Tuesday, February 28, 2006

About Beginning

I wanted to start this phase of the journey (the blogging, the public admittance, the cataloguing of successes and pitfalls...) a month ago when A Chair Is sprang into existence. It seemed the right time, and it seemed an approachable format.

And then I got injured. I sprained my knee on the ski slopes, and it has been a long and tedious process of healing.

This past month I have had opportunity to sit on the couch and notice how deeply the visible clutter bothers me when there is nothing I can do to change it. I have had the opportunity to trip over boxes and clutter because the footpaths I left for myself were sufficient when I was healthy but too narrow when I needed a cane to walk.

I have felt frustrated, incompetent, overwhelmed, sloppy, inadequate, dirty, greedy, gluttonous, afraid of letting things go, over-invested in the littlest of details, wondering whether I'm really "okay" after all.

I have felt sad, tired, hopeless, ashamed, embarrassed, guilty, and resigned.

I have watched helplessly as the daily chores pile up around me despite my housemates' help.

I have felt worthless, like a freeloader, slacker, lazy, stubborn, and apathetic

even though the primary barrier to my active impact on the problem has been (and to some extent still is currently) my injured knee.

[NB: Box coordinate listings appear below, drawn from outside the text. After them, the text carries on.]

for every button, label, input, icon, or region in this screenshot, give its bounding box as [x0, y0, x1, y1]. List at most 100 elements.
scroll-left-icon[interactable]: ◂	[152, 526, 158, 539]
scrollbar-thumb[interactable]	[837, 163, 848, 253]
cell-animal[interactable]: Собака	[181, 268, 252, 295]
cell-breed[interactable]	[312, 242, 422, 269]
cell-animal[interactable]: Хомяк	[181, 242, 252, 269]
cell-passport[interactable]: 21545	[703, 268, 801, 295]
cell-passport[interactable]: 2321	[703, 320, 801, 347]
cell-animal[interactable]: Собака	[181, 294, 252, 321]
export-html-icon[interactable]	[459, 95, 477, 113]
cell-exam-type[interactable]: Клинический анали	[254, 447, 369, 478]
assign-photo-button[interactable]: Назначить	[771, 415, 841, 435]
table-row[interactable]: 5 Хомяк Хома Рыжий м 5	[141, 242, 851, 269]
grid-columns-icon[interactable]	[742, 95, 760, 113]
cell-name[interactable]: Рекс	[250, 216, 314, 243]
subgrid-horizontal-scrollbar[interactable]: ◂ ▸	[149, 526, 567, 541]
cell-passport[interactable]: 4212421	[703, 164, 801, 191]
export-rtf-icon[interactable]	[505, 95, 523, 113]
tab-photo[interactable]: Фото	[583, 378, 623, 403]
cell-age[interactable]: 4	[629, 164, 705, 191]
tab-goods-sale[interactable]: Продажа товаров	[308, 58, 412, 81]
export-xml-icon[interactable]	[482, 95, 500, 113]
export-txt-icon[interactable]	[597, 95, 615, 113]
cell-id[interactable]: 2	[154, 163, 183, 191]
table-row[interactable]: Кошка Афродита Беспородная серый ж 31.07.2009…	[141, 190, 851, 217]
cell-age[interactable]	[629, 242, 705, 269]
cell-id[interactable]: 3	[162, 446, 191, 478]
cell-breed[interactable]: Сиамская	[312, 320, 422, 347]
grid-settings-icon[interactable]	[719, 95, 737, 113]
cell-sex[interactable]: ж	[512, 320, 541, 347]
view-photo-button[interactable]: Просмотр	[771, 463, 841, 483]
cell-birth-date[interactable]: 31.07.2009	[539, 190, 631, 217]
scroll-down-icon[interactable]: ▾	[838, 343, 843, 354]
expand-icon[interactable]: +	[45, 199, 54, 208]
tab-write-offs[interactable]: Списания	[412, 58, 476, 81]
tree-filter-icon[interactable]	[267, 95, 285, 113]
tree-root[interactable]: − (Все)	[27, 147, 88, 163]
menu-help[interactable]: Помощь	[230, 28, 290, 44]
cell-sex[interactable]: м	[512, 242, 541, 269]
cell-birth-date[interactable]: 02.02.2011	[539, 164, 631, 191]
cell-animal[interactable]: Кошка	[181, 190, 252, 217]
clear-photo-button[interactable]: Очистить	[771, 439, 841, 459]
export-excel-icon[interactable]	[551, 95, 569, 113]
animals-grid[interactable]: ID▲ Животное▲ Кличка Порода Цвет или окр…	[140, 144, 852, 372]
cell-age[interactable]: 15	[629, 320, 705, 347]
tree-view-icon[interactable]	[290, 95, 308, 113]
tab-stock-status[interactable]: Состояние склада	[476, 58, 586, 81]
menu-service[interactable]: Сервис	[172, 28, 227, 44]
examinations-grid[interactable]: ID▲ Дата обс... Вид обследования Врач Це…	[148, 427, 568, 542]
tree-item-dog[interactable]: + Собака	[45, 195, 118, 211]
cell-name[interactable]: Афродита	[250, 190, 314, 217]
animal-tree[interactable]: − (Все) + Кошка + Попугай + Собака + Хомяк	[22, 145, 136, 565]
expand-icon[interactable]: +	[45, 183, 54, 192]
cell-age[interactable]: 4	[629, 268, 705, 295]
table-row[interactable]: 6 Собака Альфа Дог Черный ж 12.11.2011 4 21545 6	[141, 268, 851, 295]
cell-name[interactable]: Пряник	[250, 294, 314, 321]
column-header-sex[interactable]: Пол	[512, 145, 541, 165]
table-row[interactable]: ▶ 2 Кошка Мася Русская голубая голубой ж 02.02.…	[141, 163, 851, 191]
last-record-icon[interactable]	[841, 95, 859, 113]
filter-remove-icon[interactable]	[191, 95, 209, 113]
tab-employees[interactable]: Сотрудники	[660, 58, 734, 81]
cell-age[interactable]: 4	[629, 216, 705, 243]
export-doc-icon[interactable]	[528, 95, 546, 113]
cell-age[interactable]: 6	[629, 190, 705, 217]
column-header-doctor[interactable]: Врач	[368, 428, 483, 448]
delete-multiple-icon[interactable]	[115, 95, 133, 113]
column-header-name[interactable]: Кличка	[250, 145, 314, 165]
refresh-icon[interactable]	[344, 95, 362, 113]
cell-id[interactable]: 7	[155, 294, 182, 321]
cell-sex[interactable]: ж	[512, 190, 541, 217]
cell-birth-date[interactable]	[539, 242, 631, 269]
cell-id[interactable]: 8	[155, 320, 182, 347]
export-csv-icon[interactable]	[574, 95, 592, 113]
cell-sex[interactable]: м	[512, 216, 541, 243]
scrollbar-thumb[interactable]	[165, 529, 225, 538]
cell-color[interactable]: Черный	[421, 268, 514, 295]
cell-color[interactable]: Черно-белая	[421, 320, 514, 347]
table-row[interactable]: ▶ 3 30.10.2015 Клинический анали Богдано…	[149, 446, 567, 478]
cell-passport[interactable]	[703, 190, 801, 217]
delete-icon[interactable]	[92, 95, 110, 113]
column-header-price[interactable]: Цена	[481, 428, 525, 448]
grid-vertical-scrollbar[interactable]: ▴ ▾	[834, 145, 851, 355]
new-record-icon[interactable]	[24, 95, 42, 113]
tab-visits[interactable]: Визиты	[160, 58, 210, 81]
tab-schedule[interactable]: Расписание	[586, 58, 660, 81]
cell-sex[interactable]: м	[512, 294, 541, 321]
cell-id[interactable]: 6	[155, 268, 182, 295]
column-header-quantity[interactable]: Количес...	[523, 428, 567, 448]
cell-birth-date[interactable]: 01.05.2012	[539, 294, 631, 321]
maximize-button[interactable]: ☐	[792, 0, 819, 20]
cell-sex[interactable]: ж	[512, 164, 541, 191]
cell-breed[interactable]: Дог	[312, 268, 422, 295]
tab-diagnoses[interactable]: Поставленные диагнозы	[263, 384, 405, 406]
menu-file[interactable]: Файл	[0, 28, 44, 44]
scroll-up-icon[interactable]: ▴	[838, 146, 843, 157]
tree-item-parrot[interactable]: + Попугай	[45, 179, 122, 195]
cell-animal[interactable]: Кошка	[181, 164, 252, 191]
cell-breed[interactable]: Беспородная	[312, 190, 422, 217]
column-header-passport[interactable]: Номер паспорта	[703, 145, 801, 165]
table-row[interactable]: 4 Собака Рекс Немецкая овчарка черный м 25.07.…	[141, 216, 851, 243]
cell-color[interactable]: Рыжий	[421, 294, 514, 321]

I feel like I should be able to do what I envision just because I can envision it.
I fall short in putting in the time and effort.
Or sometimes I underestimate the time and effort required to achieve the results I insist upon.
Not just sometimes. Almost always. In everything that I do.

And normally, I can make a miniscule headway against my own current.

But not when I'm injured. When I'm injured, or sick, or out of town, or depressed, I backslide. And then I need to put forth double effort as soon as I'm on the mend just in order to catch up again.

I'm tired. I'm grumpy. I'm frustrated. I'm judgemental of myself.

I begin to feel that there is no way that my housemates could possibly be so kind and supportive through it all. I begin to wonder whether they're lying. I feel like I could not possibly put up with it this long, so how could anyone else?

I avoid inviting friends over because I feel like they will not be comfortable. I have to clear my current project(s) off the couch just to invite them to sit. I know that I will not be comfortable because I will see all my clutter with frightened eyes, wondering whether I am being judged, wondering if my friends are thinking "how can she live like this?" because it is what I ask myself every morning when I open my eyes and see the clutter beside my bed.

My friends are kinder than I am. They insist that they see the changes in the content of the clutter. This month it's pysanky egg dying that is covering the kitchen table. Last December it was quilting. I don't see those things so well. I see that every day my kitchen table is covered with Something. I clean the previous thing off of it to make space for the new one.

I'm running beyond my capacity.

I need to slow down, and I don't know how.
Maybe I'm scared to be doing less.
I was always told "be the best you can be in everything you do." So my answer now is that "good enough" Isn't.
I get wrapped up in perfection.

Going through a box of papers is not a simple matter of throwing it all in the shredder bin or the recycle or trash. It's skimming each sheet to be sure there isn't something important written on it. It's transcribing old notes to new medium. It's setting up a filing system to keep track of the things I've decided to keep.

It's that level of perfection that makes me happy at the end of the day... It's looking at my CD rack and seeing it alphabetized, knowing each cd is in its proper sleeve, that the empty sleeves are in a separate stack each waiting for its cd to be returned, that generates a sense of calm and accomplishment.

Nothing less seems good enough. Anything less, and my eye is drawn to the flaw, the detail left unfinshed.

This week's challenge: Laundry.

While my knee has been injured, the laundry has been piling up. I've managed a load or two along the way, but the stairs involved have been hard on my knee, and the laundry has been accumulating faster than I have been able to put it through the machines.

Today's progress:

from

to


I got the laundry collected and sorted. (quite an accomplishment since it required kneeling which my knee is not yet ready for. ow.)

Each pillowcase holds at least one load, which means I have approximately 22 loads as of sorting.

I can hope to run two to three loads through per day if all goes well.

So I'm looking at a hopeful finish target of seven days, minimum.

There will be new laundry piling up on top of what I already have, and there will be days I don't manage the minimum number of target loads..

So I set a progress report date for next Wednesday, March 8.

Right now I feel: overwhelmed, sad, hopeless, frustrated, nauseous, inadequate, frightened.